I just find it absurd that you would seriously entertain such a grotesque scenario rather than simply advocating for the only decent and fair solution: universal health care that does not create unequal haves and have-nots in our society like that. Nobody should have to go broke or limp around on a bum hip just to protect the profits of insurance companies.

I blogged about it here too:

http://thexliberal.wordpress.com/2009/08/22/palin-never-said-death-panel-was-in-the-bill/

I am getting real tired telling people that Palin never said Death Panel was in the bill.

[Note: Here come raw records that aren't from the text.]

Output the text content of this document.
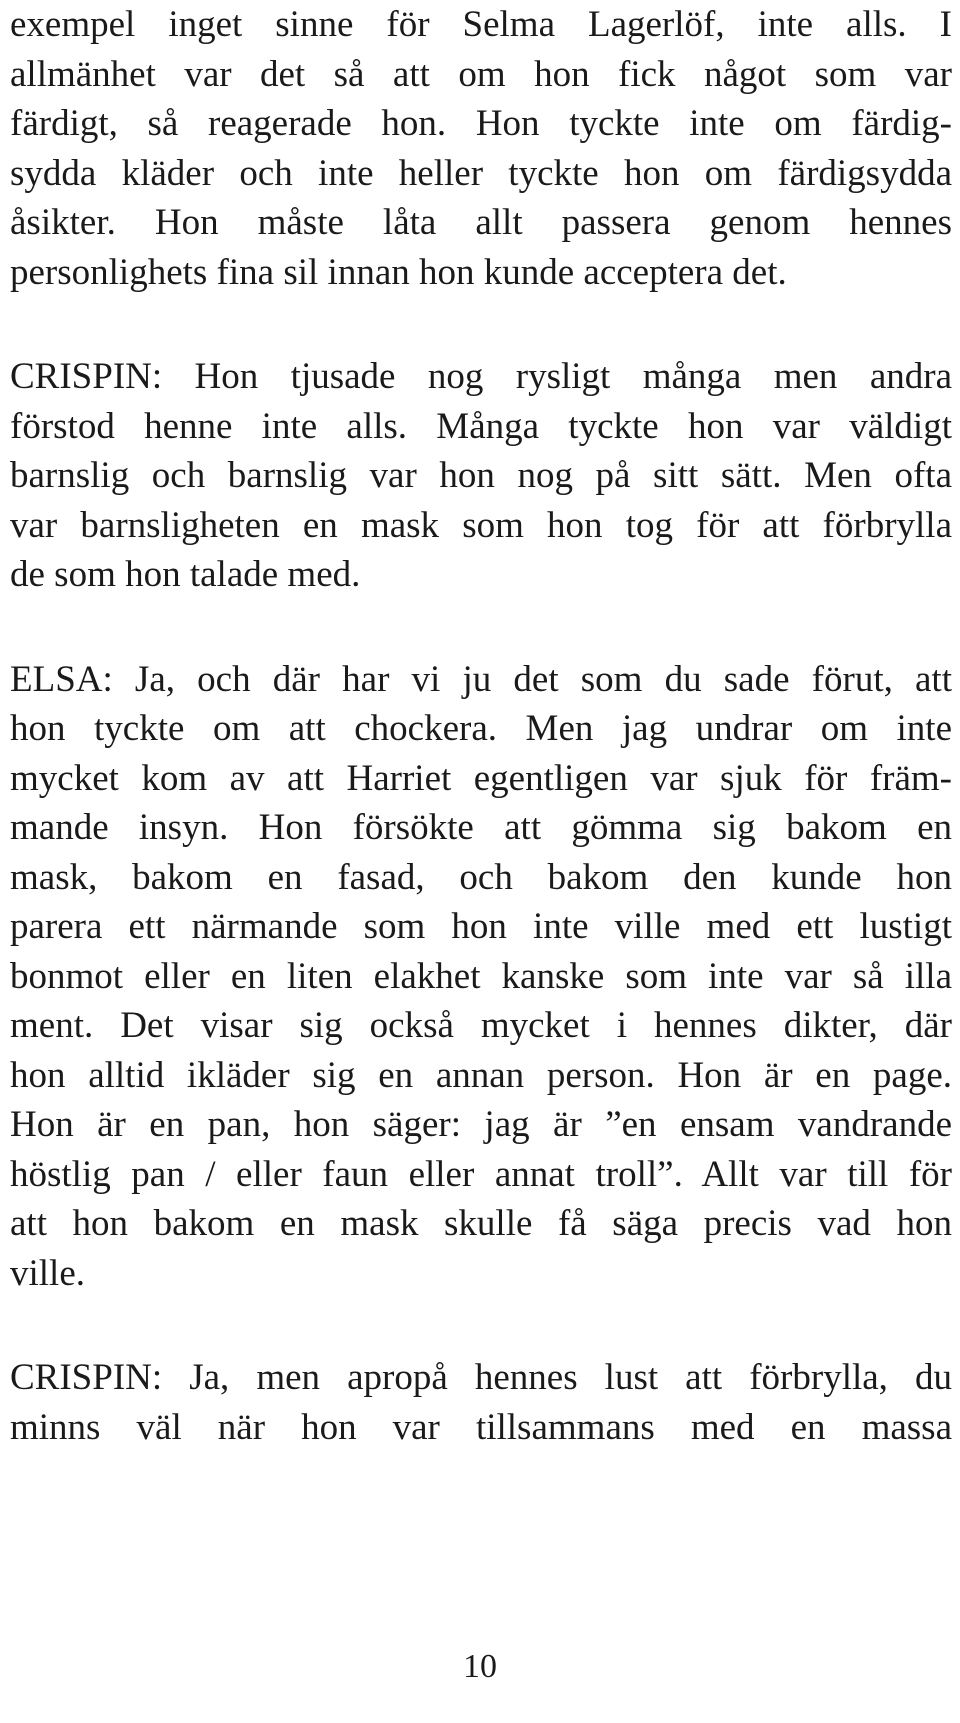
exempel inget sinne för Selma Lagerlöf, inte alls. I
allmänhet var det så att om hon fick något som var
färdigt, så reagerade hon. Hon tyckte inte om färdig-
sydda kläder och inte heller tyckte hon om färdigsydda
åsikter. Hon måste låta allt passera genom hennes
personlighets fina sil innan hon kunde acceptera det.
CRISPIN: Hon tjusade nog rysligt många men andra
förstod henne inte alls. Många tyckte hon var väldigt
barnslig och barnslig var hon nog på sitt sätt. Men ofta
var barnsligheten en mask som hon tog för att förbrylla
de som hon talade med.
ELSA: Ja, och där har vi ju det som du sade förut, att
hon tyckte om att chockera. Men jag undrar om inte
mycket kom av att Harriet egentligen var sjuk för främ-
mande insyn. Hon försökte att gömma sig bakom en
mask, bakom en fasad, och bakom den kunde hon
parera ett närmande som hon inte ville med ett lustigt
bonmot eller en liten elakhet kanske som inte var så illa
ment. Det visar sig också mycket i hennes dikter, där
hon alltid ikläder sig en annan person. Hon är en page.
Hon är en pan, hon säger: jag är ”en ensam vandrande
höstlig pan / eller faun eller annat troll”. Allt var till för
att hon bakom en mask skulle få säga precis vad hon
ville.
CRISPIN: Ja, men apropå hennes lust att förbrylla, du
minns väl när hon var tillsammans med en massa
10
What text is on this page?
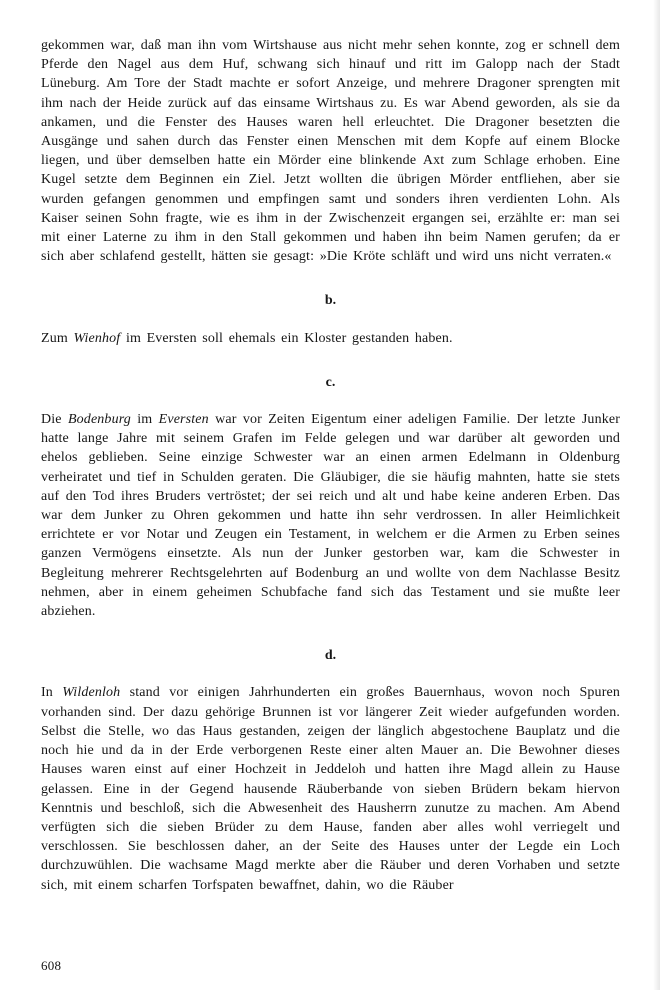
gekommen war, daß man ihn vom Wirtshause aus nicht mehr sehen konnte, zog er schnell dem Pferde den Nagel aus dem Huf, schwang sich hinauf und ritt im Galopp nach der Stadt Lüneburg. Am Tore der Stadt machte er sofort Anzeige, und mehrere Dragoner sprengten mit ihm nach der Heide zurück auf das einsame Wirtshaus zu. Es war Abend geworden, als sie da ankamen, und die Fenster des Hauses waren hell erleuchtet. Die Dragoner besetzten die Ausgänge und sahen durch das Fenster einen Menschen mit dem Kopfe auf einem Blocke liegen, und über demselben hatte ein Mörder eine blinkende Axt zum Schlage erhoben. Eine Kugel setzte dem Beginnen ein Ziel. Jetzt wollten die übrigen Mörder entfliehen, aber sie wurden gefangen genommen und empfingen samt und sonders ihren verdienten Lohn. Als Kaiser seinen Sohn fragte, wie es ihm in der Zwischenzeit ergangen sei, erzählte er: man sei mit einer Laterne zu ihm in den Stall gekommen und haben ihn beim Namen gerufen; da er sich aber schlafend gestellt, hätten sie gesagt: »Die Kröte schläft und wird uns nicht verraten.«

b.

Zum Wienhof im Eversten soll ehemals ein Kloster gestanden haben.

c.

Die Bodenburg im Eversten war vor Zeiten Eigentum einer adeligen Familie. Der letzte Junker hatte lange Jahre mit seinem Grafen im Felde gelegen und war darüber alt geworden und ehelos geblieben. Seine einzige Schwester war an einen armen Edelmann in Oldenburg verheiratet und tief in Schulden geraten. Die Gläubiger, die sie häufig mahnten, hatte sie stets auf den Tod ihres Bruders vertröstet; der sei reich und alt und habe keine anderen Erben. Das war dem Junker zu Ohren gekommen und hatte ihn sehr verdrossen. In aller Heimlichkeit errichtete er vor Notar und Zeugen ein Testament, in welchem er die Armen zu Erben seines ganzen Vermögens einsetzte. Als nun der Junker gestorben war, kam die Schwester in Begleitung mehrerer Rechtsgelehrten auf Bodenburg an und wollte von dem Nachlasse Besitz nehmen, aber in einem geheimen Schubfache fand sich das Testament und sie mußte leer abziehen.

d.

In Wildenloh stand vor einigen Jahrhunderten ein großes Bauernhaus, wovon noch Spuren vorhanden sind. Der dazu gehörige Brunnen ist vor längerer Zeit wieder aufgefunden worden. Selbst die Stelle, wo das Haus gestanden, zeigen der länglich abgestochene Bauplatz und die noch hie und da in der Erde verborgenen Reste einer alten Mauer an. Die Bewohner dieses Hauses waren einst auf einer Hochzeit in Jeddeloh und hatten ihre Magd allein zu Hause gelassen. Eine in der Gegend hausende Räuberbande von sieben Brüdern bekam hiervon Kenntnis und beschloß, sich die Abwesenheit des Hausherrn zunutze zu machen. Am Abend verfügten sich die sieben Brüder zu dem Hause, fanden aber alles wohl verriegelt und verschlossen. Sie beschlossen daher, an der Seite des Hauses unter der Legde ein Loch durchzuwühlen. Die wachsame Magd merkte aber die Räuber und deren Vorhaben und setzte sich, mit einem scharfen Torfspaten bewaffnet, dahin, wo die Räuber

608
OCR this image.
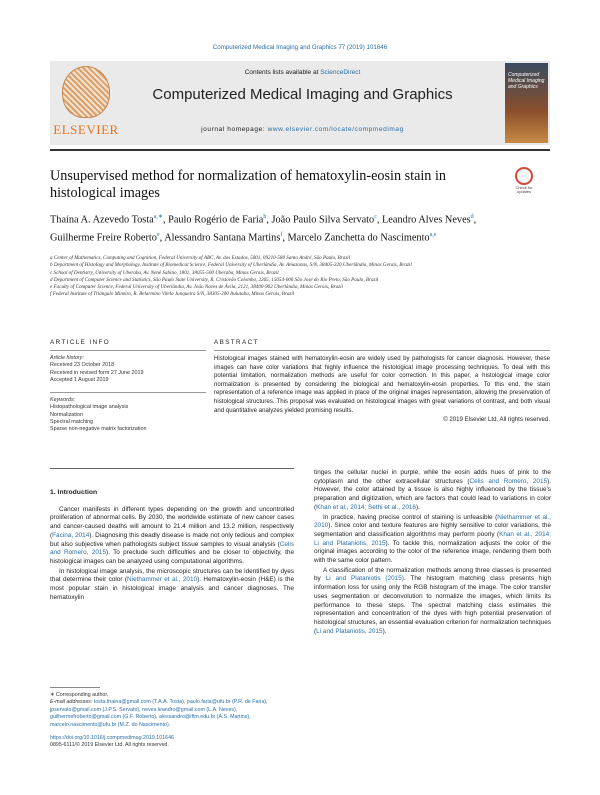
Computerized Medical Imaging and Graphics 77 (2019) 101646
ELSEVIER
Contents lists available at ScienceDirect
Computerized Medical Imaging and Graphics
journal homepage: www.elsevier.com/locate/compmedimag
Computerized Medical Imaging and Graphics
Unsupervised method for normalization of hematoxylin-eosin stain in histological images	Check for updates
Thaína A. Azevedo Tosta$^{a,∗}$, Paulo Rogério de Faria$^b$, João Paulo Silva Servato$^c$, Leandro Alves Neves$^d$, Guilherme Freire Roberto$^e$, Alessandro Santana Martins$^f$, Marcelo Zanchetta do Nascimento$^{a,e}$

a Center of Mathematics, Computing and Cognition, Federal University of ABC, Av. dos Estados, 5001, 09210-580 Santo André, São Paulo, Brazil

b Department of Histology and Morphology, Institute of Biomedical Science, Federal University of Uberlândia, Av. Amazonas, S/N, 38405-320 Uberlândia, Minas Gerais, Brazil

c School of Dentistry, University of Uberaba, Av. Nenê Sabino, 1801, 38055-500 Uberaba, Minas Gerais, Brazil

d Department of Computer Science and Statistics, São Paulo State University, R. Cristóvão Colombo, 2265, 15054-000 São José do Rio Preto, São Paulo, Brazil

e Faculty of Computer Science, Federal University of Uberlândia, Av. João Naves de Ávila, 2121, 38400-902 Uberlândia, Minas Gerais, Brazil

f Federal Institute of Triângulo Mineiro, R. Belarmino Vilela Junqueira S/N, 38305-200 Ituiutaba, Minas Gerais, Brazil

ARTICLE INFO
Article history:
Received 23 October 2018
Received in revised form 27 June 2019
Accepted 1 August 2019
Keywords:
Histopathological image analysis
Normalization
Spectral matching
Sparse non-negative matrix factorization
ABSTRACT
Histological images stained with hematoxylin-eosin are widely used by pathologists for cancer diagnosis. However, these images can have color variations that highly influence the histological image processing techniques. To deal with this potential limitation, normalization methods are useful for color correction. In this paper, a histological image color normalization is presented by considering the biological and hematoxylin-eosin properties. To this end, the stain representation of a reference image was applied in place of the original images representation, allowing the preservation of histological structures. This proposal was evaluated on histological images with great variations of contrast, and both visual and quantitative analyzes yielded promising results.
© 2019 Elsevier Ltd. All rights reserved.
1. Introduction

Cancer manifests in different types depending on the growth and uncontrolled proliferation of abnormal cells. By 2030, the worldwide estimate of new cancer cases and cancer-caused deaths will amount to 21.4 million and 13.2 million, respectively (Facina, 2014). Diagnosing this deadly disease is made not only tedious and complex but also subjective when pathologists subject tissue samples to visual analysis (Celis and Romero, 2015). To preclude such difficulties and be closer to objectivity, the histological images can be analyzed using computational algorithms.

In histological image analysis, the microscopic structures can be identified by dyes that determine their color (Niethammer et al., 2010). Hematoxylin-eosin (H&E) is the most popular stain in histological image analysis and cancer diagnoses. The hematoxylin

tinges the cellular nuclei in purple, while the eosin adds hues of pink to the cytoplasm and the other extracellular structures (Celis and Romero, 2015). However, the color attained by a tissue is also highly influenced by the tissue's preparation and digitization, which are factors that could lead to variations in color (Khan et al., 2014; Sethi et al., 2016).

In practice, having precise control of staining is unfeasible (Niethammer et al., 2010). Since color and texture features are highly sensitive to color variations, the segmentation and classification algorithms may perform poorly (Khan et al., 2014; Li and Plataniotis, 2015). To tackle this, normalization adjusts the color of the original images according to the color of the reference image, rendering them both with the same color pattern.

A classification of the normalization methods among three classes is presented by Li and Plataniotis (2015). The histogram matching class presents high information loss for using only the RGB histogram of the image. The color transfer uses segmentation or deconvolution to normalize the images, which limits its performance to these steps. The spectral matching class estimates the representation and concentration of the dyes with high potential preservation of histological structures, an essential evaluation criterion for normalization techniques (Li and Plataniotis, 2015).

∗ Corresponding author.
E-mail addresses: tosta.thaina@gmail.com (T.A.A. Tosta), paulo.faria@ufu.br (P.R. de Faria), jpservato@gmail.com (J.P.S. Servato), neves.leandro@gmail.com (L.A. Neves), guilhermefroberto@gmail.com (G.F. Roberto), alessandro@iftm.edu.br (A.S. Martins), marcelo.nascimento@ufu.br (M.Z. do Nascimento).
https://doi.org/10.1016/j.compmedimag.2019.101646
0895-6111/© 2019 Elsevier Ltd. All rights reserved.
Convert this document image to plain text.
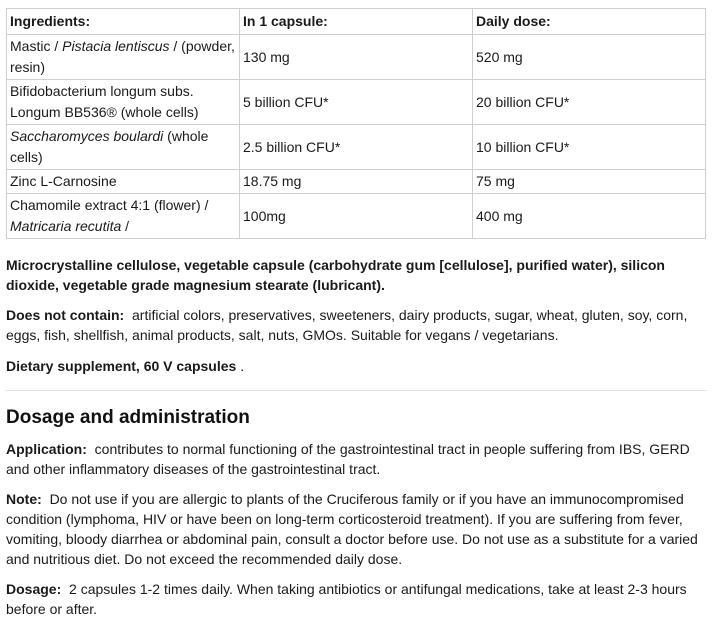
Ingredients:	In 1 capsule:	Daily dose:
Mastic / Pistacia lentiscus / (powder, resin)	130 mg	520 mg
Bifidobacterium longum subs. Longum BB536® (whole cells)	5 billion CFU*	20 billion CFU*
Saccharomyces boulardi (whole cells)	2.5 billion CFU*	10 billion CFU*
Zinc L-Carnosine	18.75 mg	75 mg
Chamomile extract 4:1 (flower) / Matricaria recutita /	100mg	400 mg

Microcrystalline cellulose, vegetable capsule (carbohydrate gum [cellulose], purified water), silicon dioxide, vegetable grade magnesium stearate (lubricant).

Does not contain: artificial colors, preservatives, sweeteners, dairy products, sugar, wheat, gluten, soy, corn, eggs, fish, shellfish, animal products, salt, nuts, GMOs. Suitable for vegans / vegetarians.

Dietary supplement, 60 V capsules .

Dosage and administration

Application: contributes to normal functioning of the gastrointestinal tract in people suffering from IBS, GERD and other inflammatory diseases of the gastrointestinal tract.

Note: Do not use if you are allergic to plants of the Cruciferous family or if you have an immunocompromised condition (lymphoma, HIV or have been on long-term corticosteroid treatment). If you are suffering from fever, vomiting, bloody diarrhea or abdominal pain, consult a doctor before use. Do not use as a substitute for a varied and nutritious diet. Do not exceed the recommended daily dose.

Dosage: 2 capsules 1-2 times daily. When taking antibiotics or antifungal medications, take at least 2-3 hours before or after.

"I am getting real tired telling people that Palin never said Death Panel was in the bill."

--Linda

Go to Linda's post and you see:

"She simply stated that once healthcare cost gets too high, government would refuse to pay the cost (because Obama said no new taxes on the middle class and you can only tax the rich so much), care would then be rationed."

--Linda

But then you look at what other wingnuts are saying and you see stuff like this:

http://firstread.msnbc.msn.com/archive/2009/08/12/2029124.aspx

"There is some fear because in the House bill, there is counseling for end-of-life. And from that standpoint, you have every right to fear. You shouldn't have counseling at the end of life. You ought to have counseling 20 years before you're going to die. You ought to plan these things out. And I don't have any problem with things like living wills. But they ought to be done within the family. We should not have a government program that determines if you're going to pull the plug on grandma."

--Senator Charles Grassley


Do you see the problem here? The wing nuts are so disingenuous and unconcerned with facts that they can't even keep straight what imaginary issue with the healthcare legislation is supposed to constitute a "death panel." Palin and Linda say it's about rationing, Grassley, Gingrich and Betsy McCaughey say it's about end-of-life counseling, euthanasia and "pull[ing] the plug on grandma."

Obviously, "death panels" have always been in the eyes of their wingnut beholders, meaning anything they said it was supposed to mean at the time, and acting only as a bad-faith "issue" to scare people. Now that its obvious dishonesty is being exposed in the mainstream media, they're trying to claim they didn't really mean it that way.

Bullshit.


"Nobody should have to go broke or limp around on a bum hip just to protect the profits of insurance companies."

or lawyers? "tort reform" if you are being serious bob, otherwise you are just a tool.

the heart complication you offer, would also provide for the pt to obtain medicare/medicaid.
basically if a life threatening incident occurs, there are triggers in place which address it.

if you hate insurance companies, i'm offerring you a way of striking back.

"the heart complication you offer, would also provide for the pt to obtain medicare/medicaid. basically if a life threatening incident occurs, there are triggers in place which address it."


But mark, the IOM study already says that even when they can get care, people without health insurance get worse care and their outcomes and overall health are significantly worse. What you propose will never change that basic problem because it's not a system-wide reform. It's a piecemeal half-measure that actually has people paying out-of-pocket for the kind of life-sustaining treatment that you or I (or anyone else with employer-provided health insurance) takes for granted. I know that people like you think that that's all that uninsured people deserve. But any of us is just one layoff or catastrophic illness away from being one of those uninsured ourselves. And in any case, it's not fair to have haves and have-nots in our society when it can mean the difference -- literally -- between life and death.

simple world view, bob?

govt is your christ.

the only "unforgivable sin"?

Mark 3:28-30: "Truly I tell you, people will be forgiven all their sins and all the blasphemies they utter. But whoever blasphemes against the Holy Spirit will never be forgiven, but is guilty of an eternal sin. He said this because they [the Pharisees] were saying, ‘He has an evil spirit’."
http://en.wikipedia.org/wiki/Eternal_sin

looks like I'm 2 for 2. damned by christians, damned by govt worshippers.

if i were you, i would never mock a christian...

my sin is holding the belief that christ and govt aren't going to fix us.